Cibercondria: a doença da era digital
Enviada em 30/08/2019
Presos ao ritmo digital.
A internet surgiu nos tempos da Guerra Fria, e hoje está em basicamente em tudo e na mão de todos para qualquer coisa que queiramos. O uso da mesma pode trazer tanto benefícios quanto prejuízos para aqueles que não a usam com a moderação necessária ou seja a maior parte das pessoas.
Nos recordamos de irmos ao médico quando pequenos acompanhados de nossos pais, hoje quase nunca vamos ao médico a não ser que tenhamos algo muito sério, porém é muito mais fácil procurar respostas na internet do que ir a um especialista se informar corretamente sobre o que tens e k que fazer.
A preguiça das pessoas e a acomodação diante da tecnologia tem sido um perigo imenso para o bem estar e a saúde de todos, o modo como queremos respostas imediatas para todos e qualquer problema faz com que voltemos nossa atenção para o mundo tecnológico e esqueçamos do mundo do lado de fora.
O grande obstáculo é fazer os usuários entenderem que o consumo errado da internet pode trazer riscos sérios, tanto em questão de saúde quanto na vida como um todo, uma geração que vive mais de dígitos e cliques não se importa muito com as consequências da “Cibercondria” que se não tratada o quanto antes pode vir a se agravar nas gerações futuras.

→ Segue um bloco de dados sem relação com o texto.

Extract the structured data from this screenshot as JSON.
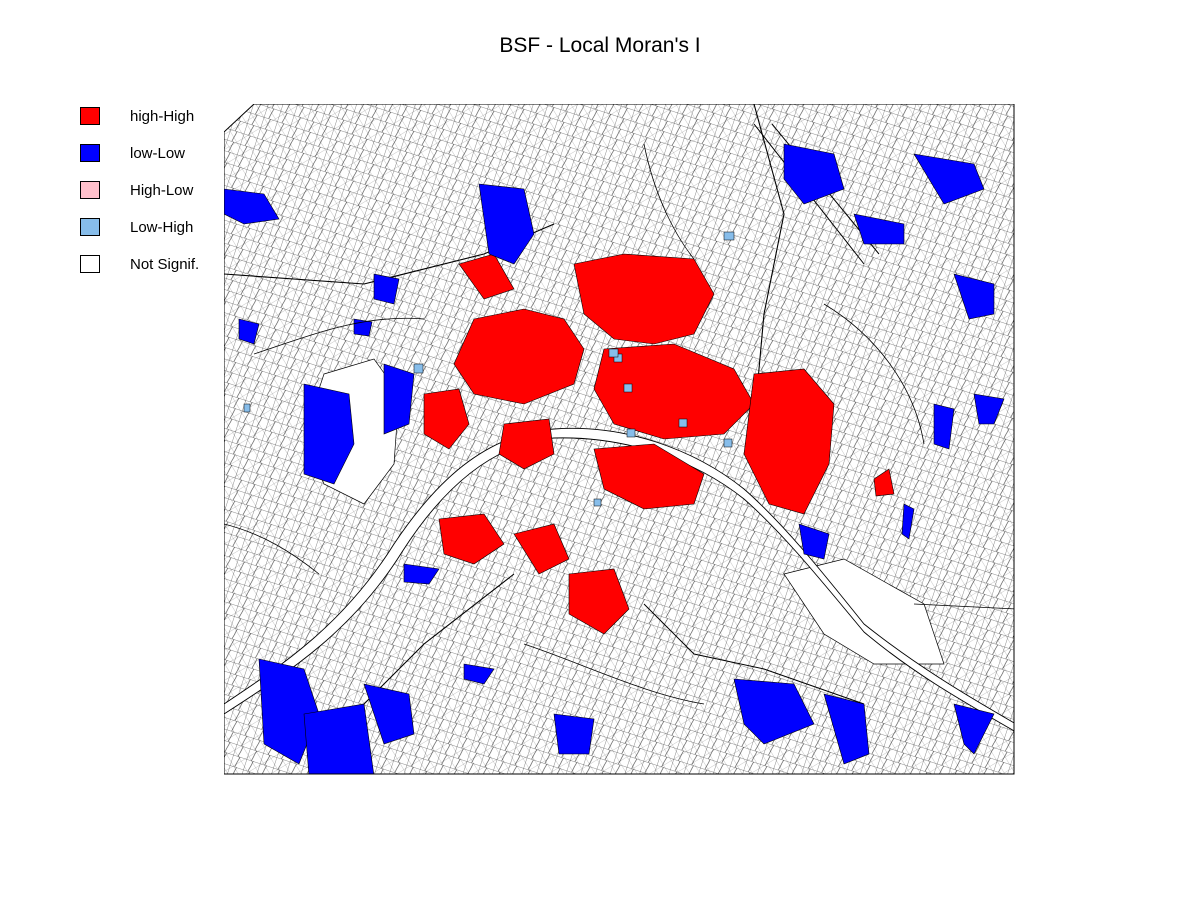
{
  "title": "BSF - Local Moran's I",
  "legend": [
    {
      "label": "high-High",
      "color": "#ff0000"
    },
    {
      "label": "low-Low",
      "color": "#0000ff"
    },
    {
      "label": "High-Low",
      "color": "#ffc0cb"
    },
    {
      "label": "Low-High",
      "color": "#87bdea"
    },
    {
      "label": "Not Signif.",
      "color": "#ffffff"
    }
  ],
  "map": {
    "background": "#ffffff",
    "boundary_color": "#000000"
  }
}
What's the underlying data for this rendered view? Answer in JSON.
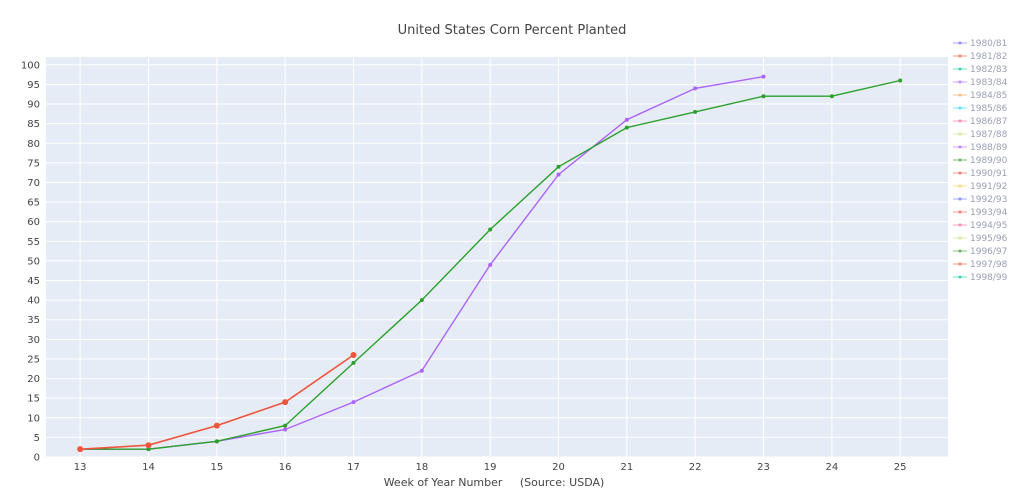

Portanto o que cabe ao Ministério da saúde junto do governo é aplicar um sistema de saúde de qualidade que atenda a maior parte das pessoas para que as mesmas possam fazer seus procedimentos de maneira mais confiável e eficaz, a participação escolar e das mídias também são bem vindas com campanhas reforçando a ideia de deixarem o mundo virtual e procurarem especialistas assim as futuras gerações serão mais conscientes para a tecnologia que ao que vemos só tende a evoluir que me lembra uma citação: “Todas as maiores invenções tecnológicas criadas pelo homem — o avião, o automóvel, o computador — dizem pouco sobre sua inteligência, mas falam bastante sobre sua preguiça”. Mark Kennedy.